White Zombie was shot in 11 days for about $50,000 in 1932. Bela Lugosi always regretted not getting more money for it as White Zombie was a comparatively big hit.
At a trim 68 minutes or so (about five minutes have been lost, depending on what print you see), White Zombie is an engaging, creepy movie regardless of its shoestring budget. Lugosi is used well as Haitian voodoo master Legendre, allowed to underplay rather than play to the cheap seats. The acting from the other principals is mediocre at best.
Highlights include the appearances of the zombies, who stagger around wide-eyed. They're not the resurrected dead of contemporary popular culture. No, they're living people made subject to Lugosi's will by a combination of drugs and mesmerism.

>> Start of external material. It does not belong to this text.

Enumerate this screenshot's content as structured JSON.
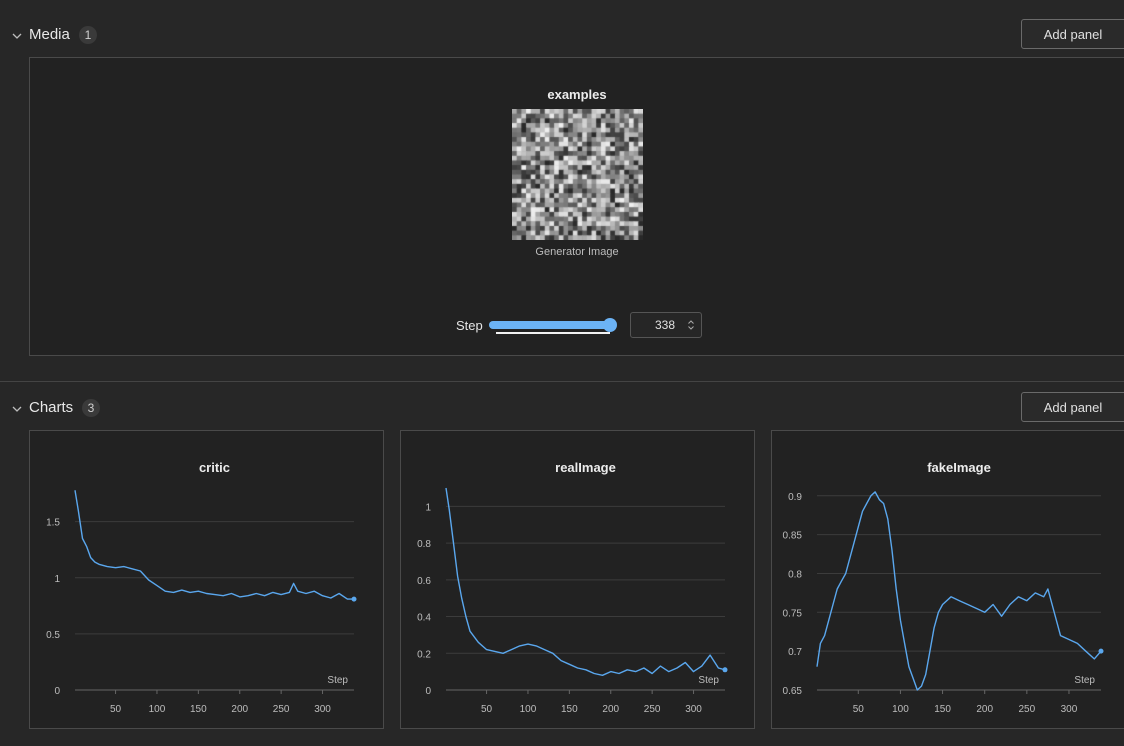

The director Victor Halperin (also the producer) manages an effective use of shadows and murk throughout, along with a lot of shots of Lugosi looking hypnotic. There's a weird bit of business in which Lugosi clasps his hands together in order to control the zombies, a bit of business that seems funnier as the movie goes along. Is this the Zombie Grip?
Other than a lame bit of recurring comic business involving missionary Dr. Bruner's repeated attempts to get a light for his pipe, the movie moves efficiently along to its curiously affecting and tense climax. Those goggle-eyed zombies may not be dead, but their appearance and their movements would recur for the next 85 years in a host of zombie and zombie-esque movies and TV shows. And of course Rob Zombie would take both last name and band name from the movie. Recommended.